La riunione dei responsabili economici delle potenze mondiali (il cosiddetto G7 economico) si è chiusa a Bari, con importanti risultati. A livello mediatico, forse per il maggiore interesse suscitato, è passata più l’immagine di una allegra gita per le delegazioni.
In realtà si è discusso di temi economici attualissimi. Come anticipato in questa rubrica nell’articolo del 3 maggio, si è approcciato in primis il problema della “web tax”. Ma soprattutto, i ministri e governatori presenti hanno sottoscritto su proposta italiana, il “manifesto di Bari”, una sorta di dichiarazione di intenti per coniugare la crescita economica all’inclusione sociale. Tradotto in un concetto univoco: le grandi masse popolari spesso si sentono giustamente escluse, se non danneggiate, dagli enormi profitti che aziende e multinazionali realizzano grazie alle liberalizzazioni commerciali. Il manifesto vuole aprire la strada a misure concrete per fare in modo che l’aumento dei volumi di affari sia proporzionale alla diminuzione di povertà e disuguaglianze presenti in diverse aree del mondo. Anche perché sono quelle povertà e disuguaglianze a creare i presupposti per emigrazioni di massa, problemi ambientali, movimenti estremisti.
Un tema caro soprattutto all’Europa, visto che l’insofferenza diffusa a seguito dei fenomeni sopra citati, ha procurato impopolarità verso governi ed istituzioni.

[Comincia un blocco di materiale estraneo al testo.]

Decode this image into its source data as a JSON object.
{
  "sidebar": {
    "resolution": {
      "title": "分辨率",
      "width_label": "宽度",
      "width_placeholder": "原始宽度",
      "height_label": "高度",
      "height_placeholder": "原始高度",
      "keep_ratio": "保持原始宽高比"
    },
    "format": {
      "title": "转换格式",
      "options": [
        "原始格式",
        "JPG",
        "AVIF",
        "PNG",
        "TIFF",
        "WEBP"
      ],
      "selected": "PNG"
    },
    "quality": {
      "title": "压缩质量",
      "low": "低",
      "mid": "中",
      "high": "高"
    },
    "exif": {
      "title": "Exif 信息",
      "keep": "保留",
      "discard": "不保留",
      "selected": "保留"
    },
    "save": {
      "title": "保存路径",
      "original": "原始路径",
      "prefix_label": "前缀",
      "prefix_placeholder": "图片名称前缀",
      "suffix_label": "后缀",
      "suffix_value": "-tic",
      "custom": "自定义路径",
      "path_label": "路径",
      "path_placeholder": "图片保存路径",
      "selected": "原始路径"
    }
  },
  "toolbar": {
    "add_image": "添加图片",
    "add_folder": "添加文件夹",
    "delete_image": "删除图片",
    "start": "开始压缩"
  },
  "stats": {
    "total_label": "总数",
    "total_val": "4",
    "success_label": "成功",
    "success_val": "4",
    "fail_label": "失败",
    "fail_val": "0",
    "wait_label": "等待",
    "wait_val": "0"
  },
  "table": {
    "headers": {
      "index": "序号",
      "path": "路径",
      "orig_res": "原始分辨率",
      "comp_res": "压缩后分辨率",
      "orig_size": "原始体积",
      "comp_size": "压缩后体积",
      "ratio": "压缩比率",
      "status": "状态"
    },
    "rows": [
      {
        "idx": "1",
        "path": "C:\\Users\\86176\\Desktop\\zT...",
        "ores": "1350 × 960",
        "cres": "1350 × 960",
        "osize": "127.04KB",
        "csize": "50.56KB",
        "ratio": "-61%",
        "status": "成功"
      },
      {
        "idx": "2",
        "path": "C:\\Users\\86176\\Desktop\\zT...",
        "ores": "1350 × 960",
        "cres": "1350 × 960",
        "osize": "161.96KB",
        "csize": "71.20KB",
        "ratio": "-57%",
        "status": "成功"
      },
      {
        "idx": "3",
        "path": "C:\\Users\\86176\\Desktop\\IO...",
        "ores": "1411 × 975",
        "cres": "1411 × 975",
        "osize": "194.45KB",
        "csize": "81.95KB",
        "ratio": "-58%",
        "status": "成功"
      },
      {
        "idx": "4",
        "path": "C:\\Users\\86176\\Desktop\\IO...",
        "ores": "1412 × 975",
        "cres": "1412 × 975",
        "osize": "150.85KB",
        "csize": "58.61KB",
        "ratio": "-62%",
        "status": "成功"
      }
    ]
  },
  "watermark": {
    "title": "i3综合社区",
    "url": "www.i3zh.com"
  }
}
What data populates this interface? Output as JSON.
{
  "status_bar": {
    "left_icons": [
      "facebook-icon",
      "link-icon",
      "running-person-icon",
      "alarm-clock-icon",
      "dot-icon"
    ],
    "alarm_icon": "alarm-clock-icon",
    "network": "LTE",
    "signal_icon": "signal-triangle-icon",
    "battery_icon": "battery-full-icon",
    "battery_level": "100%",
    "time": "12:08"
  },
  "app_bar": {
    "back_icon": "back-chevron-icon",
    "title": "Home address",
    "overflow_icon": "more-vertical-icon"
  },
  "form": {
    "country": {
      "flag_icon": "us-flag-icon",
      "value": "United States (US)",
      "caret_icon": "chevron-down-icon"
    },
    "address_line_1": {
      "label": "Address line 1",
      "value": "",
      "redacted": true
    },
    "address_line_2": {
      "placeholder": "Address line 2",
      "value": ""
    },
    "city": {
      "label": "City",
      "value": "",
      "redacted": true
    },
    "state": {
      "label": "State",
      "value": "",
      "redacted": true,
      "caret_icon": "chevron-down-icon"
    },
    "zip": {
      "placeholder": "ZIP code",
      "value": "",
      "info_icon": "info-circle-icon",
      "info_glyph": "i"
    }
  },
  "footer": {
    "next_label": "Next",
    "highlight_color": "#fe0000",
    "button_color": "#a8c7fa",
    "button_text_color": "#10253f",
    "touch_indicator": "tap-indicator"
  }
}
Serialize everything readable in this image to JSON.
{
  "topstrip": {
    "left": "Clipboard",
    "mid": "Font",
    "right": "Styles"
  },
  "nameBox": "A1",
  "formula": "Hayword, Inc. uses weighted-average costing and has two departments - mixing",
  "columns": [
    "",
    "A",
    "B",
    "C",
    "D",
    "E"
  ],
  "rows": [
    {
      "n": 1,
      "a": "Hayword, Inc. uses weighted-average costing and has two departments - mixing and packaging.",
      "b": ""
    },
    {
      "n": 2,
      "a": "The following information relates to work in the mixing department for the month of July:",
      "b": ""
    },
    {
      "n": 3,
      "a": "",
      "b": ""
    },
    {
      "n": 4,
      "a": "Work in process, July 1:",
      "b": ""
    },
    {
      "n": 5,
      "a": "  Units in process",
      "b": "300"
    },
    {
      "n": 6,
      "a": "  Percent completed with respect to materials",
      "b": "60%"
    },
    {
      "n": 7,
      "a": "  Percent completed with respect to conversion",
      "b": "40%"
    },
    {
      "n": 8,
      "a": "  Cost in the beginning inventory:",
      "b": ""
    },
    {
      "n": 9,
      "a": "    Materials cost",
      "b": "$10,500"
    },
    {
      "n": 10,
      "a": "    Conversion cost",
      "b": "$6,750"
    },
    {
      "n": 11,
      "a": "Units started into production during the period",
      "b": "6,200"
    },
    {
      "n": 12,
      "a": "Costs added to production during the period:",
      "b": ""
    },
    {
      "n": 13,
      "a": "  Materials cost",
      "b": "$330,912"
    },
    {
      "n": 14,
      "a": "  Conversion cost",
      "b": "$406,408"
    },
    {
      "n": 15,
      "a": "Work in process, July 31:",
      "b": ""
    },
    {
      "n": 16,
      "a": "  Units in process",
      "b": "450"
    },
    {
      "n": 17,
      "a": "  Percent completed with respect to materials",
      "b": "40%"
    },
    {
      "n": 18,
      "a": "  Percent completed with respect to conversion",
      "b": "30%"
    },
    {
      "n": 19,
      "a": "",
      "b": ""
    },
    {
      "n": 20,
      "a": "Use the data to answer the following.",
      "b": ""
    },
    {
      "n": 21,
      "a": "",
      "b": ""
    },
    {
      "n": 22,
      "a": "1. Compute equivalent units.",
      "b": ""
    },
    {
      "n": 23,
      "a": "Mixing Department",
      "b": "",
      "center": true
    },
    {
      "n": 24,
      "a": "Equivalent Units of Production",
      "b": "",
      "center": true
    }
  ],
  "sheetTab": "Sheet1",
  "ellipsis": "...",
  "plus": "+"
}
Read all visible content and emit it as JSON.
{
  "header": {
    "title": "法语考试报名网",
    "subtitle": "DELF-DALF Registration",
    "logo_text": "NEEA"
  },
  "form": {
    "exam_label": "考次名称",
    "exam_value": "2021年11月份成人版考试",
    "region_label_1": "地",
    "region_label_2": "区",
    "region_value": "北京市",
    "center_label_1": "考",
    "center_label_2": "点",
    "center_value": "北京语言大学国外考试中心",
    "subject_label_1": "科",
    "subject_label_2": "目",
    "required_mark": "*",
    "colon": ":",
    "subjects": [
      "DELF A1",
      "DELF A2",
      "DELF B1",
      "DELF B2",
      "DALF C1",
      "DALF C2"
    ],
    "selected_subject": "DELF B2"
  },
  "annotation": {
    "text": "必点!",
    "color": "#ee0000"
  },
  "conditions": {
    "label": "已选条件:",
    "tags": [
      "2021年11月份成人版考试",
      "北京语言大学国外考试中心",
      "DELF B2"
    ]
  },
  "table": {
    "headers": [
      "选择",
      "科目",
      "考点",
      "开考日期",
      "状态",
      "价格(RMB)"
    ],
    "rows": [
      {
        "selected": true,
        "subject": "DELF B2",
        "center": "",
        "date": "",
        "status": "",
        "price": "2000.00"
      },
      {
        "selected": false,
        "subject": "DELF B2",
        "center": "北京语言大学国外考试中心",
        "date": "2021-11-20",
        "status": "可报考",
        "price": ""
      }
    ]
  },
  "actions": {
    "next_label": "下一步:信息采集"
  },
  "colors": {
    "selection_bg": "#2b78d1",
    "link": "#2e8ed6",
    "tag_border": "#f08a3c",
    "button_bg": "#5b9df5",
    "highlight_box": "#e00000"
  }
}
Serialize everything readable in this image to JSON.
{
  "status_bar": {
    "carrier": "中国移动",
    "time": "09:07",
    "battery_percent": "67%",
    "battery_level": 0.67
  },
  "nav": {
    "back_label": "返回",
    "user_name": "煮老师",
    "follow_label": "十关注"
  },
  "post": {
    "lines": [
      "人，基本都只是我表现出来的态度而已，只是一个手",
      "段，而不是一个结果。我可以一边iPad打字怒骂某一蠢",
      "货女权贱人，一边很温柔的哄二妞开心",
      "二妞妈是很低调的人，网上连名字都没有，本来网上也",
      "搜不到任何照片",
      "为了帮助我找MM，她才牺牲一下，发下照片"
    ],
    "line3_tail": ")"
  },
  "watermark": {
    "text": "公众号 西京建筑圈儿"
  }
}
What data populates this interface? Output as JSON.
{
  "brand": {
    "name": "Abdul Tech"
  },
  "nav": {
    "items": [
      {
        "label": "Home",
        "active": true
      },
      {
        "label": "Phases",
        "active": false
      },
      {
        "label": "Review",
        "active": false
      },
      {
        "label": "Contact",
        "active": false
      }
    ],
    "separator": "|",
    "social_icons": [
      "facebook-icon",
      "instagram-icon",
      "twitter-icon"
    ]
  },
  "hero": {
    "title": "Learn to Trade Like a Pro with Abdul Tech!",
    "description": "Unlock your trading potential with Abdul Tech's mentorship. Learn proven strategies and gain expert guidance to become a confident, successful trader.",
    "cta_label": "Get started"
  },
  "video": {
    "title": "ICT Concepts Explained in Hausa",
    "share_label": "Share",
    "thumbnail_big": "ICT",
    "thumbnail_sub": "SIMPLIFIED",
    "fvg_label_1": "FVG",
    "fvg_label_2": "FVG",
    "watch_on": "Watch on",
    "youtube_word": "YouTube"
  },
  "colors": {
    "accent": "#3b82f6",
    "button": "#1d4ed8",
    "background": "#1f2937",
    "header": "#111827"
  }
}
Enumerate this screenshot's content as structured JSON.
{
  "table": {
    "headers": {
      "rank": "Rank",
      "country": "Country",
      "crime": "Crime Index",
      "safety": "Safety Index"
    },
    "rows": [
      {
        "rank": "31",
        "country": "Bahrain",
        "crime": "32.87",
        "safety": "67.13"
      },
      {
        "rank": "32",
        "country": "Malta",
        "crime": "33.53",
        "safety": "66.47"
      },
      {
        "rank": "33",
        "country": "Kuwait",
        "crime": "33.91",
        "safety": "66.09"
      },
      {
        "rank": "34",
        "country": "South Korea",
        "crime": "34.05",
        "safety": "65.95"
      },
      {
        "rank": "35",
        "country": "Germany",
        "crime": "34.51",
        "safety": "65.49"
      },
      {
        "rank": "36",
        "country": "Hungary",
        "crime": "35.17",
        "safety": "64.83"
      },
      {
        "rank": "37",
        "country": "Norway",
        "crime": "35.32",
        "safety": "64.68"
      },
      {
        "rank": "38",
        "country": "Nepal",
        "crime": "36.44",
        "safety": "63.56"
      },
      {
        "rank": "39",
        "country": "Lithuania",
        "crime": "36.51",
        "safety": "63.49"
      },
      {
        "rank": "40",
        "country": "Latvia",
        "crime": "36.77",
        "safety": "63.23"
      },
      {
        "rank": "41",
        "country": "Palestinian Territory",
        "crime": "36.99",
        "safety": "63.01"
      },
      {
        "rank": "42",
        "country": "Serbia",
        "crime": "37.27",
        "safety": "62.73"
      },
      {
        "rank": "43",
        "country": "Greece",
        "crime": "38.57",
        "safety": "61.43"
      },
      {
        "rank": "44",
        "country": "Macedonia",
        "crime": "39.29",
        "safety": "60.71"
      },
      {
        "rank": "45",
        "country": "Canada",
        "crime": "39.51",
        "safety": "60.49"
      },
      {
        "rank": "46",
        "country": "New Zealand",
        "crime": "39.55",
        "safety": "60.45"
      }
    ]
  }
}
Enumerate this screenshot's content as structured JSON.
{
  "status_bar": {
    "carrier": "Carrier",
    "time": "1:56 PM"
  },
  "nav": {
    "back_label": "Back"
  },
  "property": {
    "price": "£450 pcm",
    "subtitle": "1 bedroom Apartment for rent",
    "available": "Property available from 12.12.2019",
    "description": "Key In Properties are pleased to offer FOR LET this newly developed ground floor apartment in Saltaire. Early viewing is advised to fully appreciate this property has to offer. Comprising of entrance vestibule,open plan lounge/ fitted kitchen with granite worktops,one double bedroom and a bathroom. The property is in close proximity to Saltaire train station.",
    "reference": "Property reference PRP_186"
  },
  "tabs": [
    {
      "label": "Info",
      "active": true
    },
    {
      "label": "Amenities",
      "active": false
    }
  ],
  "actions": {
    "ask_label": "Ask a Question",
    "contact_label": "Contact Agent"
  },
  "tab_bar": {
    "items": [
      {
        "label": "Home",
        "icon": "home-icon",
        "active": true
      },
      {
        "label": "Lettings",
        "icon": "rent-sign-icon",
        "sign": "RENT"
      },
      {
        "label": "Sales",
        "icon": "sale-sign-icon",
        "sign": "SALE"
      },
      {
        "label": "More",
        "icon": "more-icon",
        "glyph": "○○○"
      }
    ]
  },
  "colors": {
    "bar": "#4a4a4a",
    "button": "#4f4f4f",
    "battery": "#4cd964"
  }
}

Il tema si può collegare ad una novità importante, che ha investito il nostro paese: l’introduzione dei Piani individuali di risparmio, che puntano ad unire gli interessi dei piccoli risparmiatori allo sviluppo delle più importanti imprese del paese Italia.
La legge finanziaria dello scorso dicembre ha introdotto questi piani, detti P.I.R., che prevedono l’esenzione della tassazione degli interessi, nonché delle tasse di successione.
Perché questa è una svolta epocale? In sostanza, alcuni investimenti che vanno a sostenere l’economia nazionale (perché acquistano determinati titoli di aziende italiane medio piccole) premiano col risparmio fiscale i sottoscrittori: se oggi un investimento produce 1000 euro di interesse, lo stato trattiene il 26%. Per i P.I.R. l’interesse è riconosciuto senza questa trattenuta.
Una novità assoluta, anche perché i tagli minimi e massimi di queste operazioni ne fanno uno strumento adatto ai piccoli e piccolissimi risparmiatori (si può accedere all’investimento con poche migliaia di euro, e il massimo annuo esentato è 30.000 euro).
L’obiettivo finale è quello di far ricadere la crescita economica nazionale, direttamente sui cittadini/risparmiatori. Sia per gli interessi che questi investimenti daranno nel lungo periodo, sia perché con essi cresceranno occupazione e sviluppo in Italia, con ovvi vantaggi per la collettività.
Il ruolo di finanziatori della crescita industriale è stato per almeno tre decenni svolto in parte minima dallo Stato e in larga parte dalle Banche, spesso di proprietà straniera. Negli ultimi anni, le ripetute crisi dei sistemi bancari, e di quello italiano, hanno ridotto questa capacità di “polmone finanziario” per gli istituti di Credito, che credito ne fanno sempre meno.
Ecco dunque che i piani di risparmio, se gestiti con intelligenza (in Francia ed Inghilterra hanno prodotto risultati straordinari in termini di partecipazione alla crescita dei Pil nazionali) sono una straordinaria opportunità:
Il piccolo risparmiatore diventa protagonista dei migliori progetti di sviluppo del sistema economico nazionale, e la ricchezza privata, si sposta da rendite passive a contributo attivo agli investimenti reali.
Allo stesso modo, i profitti realizzati, vengono condivisi con la collettività e parzialmente diffusi tra il pubblico, senza contare la crescita occupazionale che è il primo antidoto alla povertà e alla disuguaglianza.
A ben vedere, un modo indiretto di contribuire a quella “inclusione sociale”, di cui si è parlato nel manifesto di Bari, e un primo passo per rendere le masse popolari, “partner” e alleate delle aziende, nel grande spazio di crescita offerto dalla globalizzazione economica mondiale in corso e in divenire.